One of the common critiques of any church that is reaching a lot of people with the gospel (and I am humbled to say that God is using Next Level Church to reach a lot of people - over 2,500 people have given their life to Jesus in 9 years!), is that they must be sacrificing depth and discipleship in order to become “seeker-sensitive.” They must somehow be watering down the gospel or just trying to get a large number of “salvations,” but nobody knows what happens next. Like I said earlier, I am not trying to go there, but I think that context is essential to what I am going to say next...
THIS IS NOT AN EITHER/OR SITUATION. Both discipleship and a clear presentation of the gospel for unchurched people are essential to God’s church being effective. You don’t have to choose. They are not mutually exclusive.
At NLC, our first question about a weekend experience is always “what will the unchurched person think?” and our first question the rest of the time is “what is ____’s next step?”
Everyone has a next step, whether they have been following Jesus for 50 years or have never heard a word of Scripture in their life.
Here are 3 questions I believe you should consider when deciding what discipleship looks like at your church:
Is the gospel being presented in a clear and simple way every weekend? I know what you’re thinking. This is supposed to be a post about discipleship. But here is the thing: if you are not sharing Jesus with people who don’t know him, you are going to have very little need for a good discipleship system. It all starts with someone exploring Jesus and then making that choice to follow Him. Then discipleship begins.
Is the discipleship pathway simple and clear? Once someone steps across the line of faith, they are usually looking for what’s next. The problem is, most use words they don’t understand or just fail to talk altogether about what is next. This person isn’t wanting eschatology or Hebrew interpretation. They want to know how this impacts their day tomorrow. But the person who just moved to your town and has been in church for 30 years, they might want the eschatology Bible study. Is it obvious how to find what is available and is it being consistently offered in a concise way? No matter how clever the acronym is or how pretty the graphic showing it off is, people will never enter your discipleship process if they don’t understand it. They won’t take 20 minutes to read through it. They can’t choose from 90 options. Clear and simple wins every time.
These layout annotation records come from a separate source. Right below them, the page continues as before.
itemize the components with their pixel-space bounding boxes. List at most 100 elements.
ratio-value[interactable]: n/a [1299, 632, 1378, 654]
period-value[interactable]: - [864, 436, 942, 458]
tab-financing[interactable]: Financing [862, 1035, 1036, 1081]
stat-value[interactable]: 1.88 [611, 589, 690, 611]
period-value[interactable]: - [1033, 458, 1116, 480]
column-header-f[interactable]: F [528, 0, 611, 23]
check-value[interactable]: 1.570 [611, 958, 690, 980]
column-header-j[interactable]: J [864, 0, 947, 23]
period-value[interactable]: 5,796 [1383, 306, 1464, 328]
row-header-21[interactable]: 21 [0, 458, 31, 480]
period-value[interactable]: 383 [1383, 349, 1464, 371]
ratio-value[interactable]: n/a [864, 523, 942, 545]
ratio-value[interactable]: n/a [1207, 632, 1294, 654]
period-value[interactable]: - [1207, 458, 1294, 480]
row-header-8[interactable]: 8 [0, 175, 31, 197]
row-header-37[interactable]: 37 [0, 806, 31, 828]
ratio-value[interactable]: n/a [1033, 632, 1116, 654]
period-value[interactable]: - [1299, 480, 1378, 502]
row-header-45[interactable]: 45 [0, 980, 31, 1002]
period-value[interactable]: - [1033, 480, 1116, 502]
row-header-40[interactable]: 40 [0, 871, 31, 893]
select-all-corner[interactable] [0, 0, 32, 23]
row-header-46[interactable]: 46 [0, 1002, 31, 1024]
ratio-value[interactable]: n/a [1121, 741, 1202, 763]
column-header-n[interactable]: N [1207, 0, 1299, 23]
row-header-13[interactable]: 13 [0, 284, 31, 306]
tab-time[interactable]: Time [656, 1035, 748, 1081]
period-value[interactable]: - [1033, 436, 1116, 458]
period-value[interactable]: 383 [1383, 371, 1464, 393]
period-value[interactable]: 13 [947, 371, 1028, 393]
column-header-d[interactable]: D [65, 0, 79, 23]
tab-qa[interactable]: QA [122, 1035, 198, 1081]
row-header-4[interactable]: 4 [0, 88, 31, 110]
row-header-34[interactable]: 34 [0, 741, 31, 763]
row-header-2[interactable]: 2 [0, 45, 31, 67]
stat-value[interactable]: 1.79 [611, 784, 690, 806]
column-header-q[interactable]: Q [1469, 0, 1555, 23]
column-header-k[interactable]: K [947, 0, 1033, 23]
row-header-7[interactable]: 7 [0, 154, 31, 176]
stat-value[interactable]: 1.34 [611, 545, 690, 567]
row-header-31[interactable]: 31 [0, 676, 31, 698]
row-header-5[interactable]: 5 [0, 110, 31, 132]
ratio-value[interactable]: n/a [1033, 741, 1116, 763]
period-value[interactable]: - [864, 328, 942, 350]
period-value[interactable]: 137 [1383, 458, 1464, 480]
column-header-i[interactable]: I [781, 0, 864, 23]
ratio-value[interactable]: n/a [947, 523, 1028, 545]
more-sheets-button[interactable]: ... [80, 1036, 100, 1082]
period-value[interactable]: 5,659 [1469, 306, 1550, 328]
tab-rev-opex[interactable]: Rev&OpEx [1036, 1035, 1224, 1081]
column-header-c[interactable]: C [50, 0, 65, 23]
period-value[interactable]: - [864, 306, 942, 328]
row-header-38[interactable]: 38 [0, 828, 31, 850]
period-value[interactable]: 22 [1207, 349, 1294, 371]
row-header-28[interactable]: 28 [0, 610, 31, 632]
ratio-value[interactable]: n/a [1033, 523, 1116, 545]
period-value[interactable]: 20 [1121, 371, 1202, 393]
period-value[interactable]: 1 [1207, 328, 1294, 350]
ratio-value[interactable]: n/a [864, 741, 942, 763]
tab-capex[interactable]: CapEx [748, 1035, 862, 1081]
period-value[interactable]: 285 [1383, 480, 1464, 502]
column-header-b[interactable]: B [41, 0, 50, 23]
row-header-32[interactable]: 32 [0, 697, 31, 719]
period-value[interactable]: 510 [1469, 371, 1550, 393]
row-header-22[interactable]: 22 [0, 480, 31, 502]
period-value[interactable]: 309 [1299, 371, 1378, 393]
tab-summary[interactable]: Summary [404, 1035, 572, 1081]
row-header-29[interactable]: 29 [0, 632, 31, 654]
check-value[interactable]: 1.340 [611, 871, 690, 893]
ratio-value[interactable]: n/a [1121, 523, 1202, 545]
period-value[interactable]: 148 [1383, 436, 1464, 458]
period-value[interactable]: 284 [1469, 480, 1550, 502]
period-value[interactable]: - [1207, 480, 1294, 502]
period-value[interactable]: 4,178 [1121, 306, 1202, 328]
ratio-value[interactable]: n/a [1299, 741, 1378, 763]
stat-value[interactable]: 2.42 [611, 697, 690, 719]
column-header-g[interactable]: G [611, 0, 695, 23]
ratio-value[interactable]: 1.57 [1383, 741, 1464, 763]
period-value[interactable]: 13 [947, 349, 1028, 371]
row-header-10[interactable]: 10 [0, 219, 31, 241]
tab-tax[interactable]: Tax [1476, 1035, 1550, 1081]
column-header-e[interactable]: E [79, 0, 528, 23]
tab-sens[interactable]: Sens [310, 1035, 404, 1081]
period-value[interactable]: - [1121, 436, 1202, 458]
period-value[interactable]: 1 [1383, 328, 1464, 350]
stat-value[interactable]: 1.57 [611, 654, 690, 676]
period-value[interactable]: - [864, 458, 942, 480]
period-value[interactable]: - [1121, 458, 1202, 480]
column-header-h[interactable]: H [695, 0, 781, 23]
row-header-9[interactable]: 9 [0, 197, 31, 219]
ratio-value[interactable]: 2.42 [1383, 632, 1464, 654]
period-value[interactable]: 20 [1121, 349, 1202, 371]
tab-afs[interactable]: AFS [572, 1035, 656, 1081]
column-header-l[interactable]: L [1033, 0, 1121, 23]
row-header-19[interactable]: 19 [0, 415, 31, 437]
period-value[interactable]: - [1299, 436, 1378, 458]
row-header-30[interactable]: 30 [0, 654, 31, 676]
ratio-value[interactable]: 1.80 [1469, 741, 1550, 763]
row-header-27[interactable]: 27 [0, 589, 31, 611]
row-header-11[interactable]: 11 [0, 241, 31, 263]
Have you considered people who aren’t like you? As humans, we have a naturally tendency to create systems for people like us. If you are reading this, you are probably fairly mature in your faith. You might be an extrovert like me. You might not. Here is the thing, my tendency, as an extrovert who is relatively experienced at following Jesus, is to build a discipleship system around the things I know and love. I think people should go to groups and classes. They should read books that have helped me in the past. This is not a bad thought process, but what about the person who is nervous to go to a group because they don’t have a basic Bible knowledge? What about the introvert who hates group discussions? What about the person who has a hard time reading and fears being asked to read aloud? What about the person who works nights and can’t go to most of your group times?
Many churches have unintentionally created discipleship processes that eliminate most of their church from participation. These types of questions can help protect you from this mistake.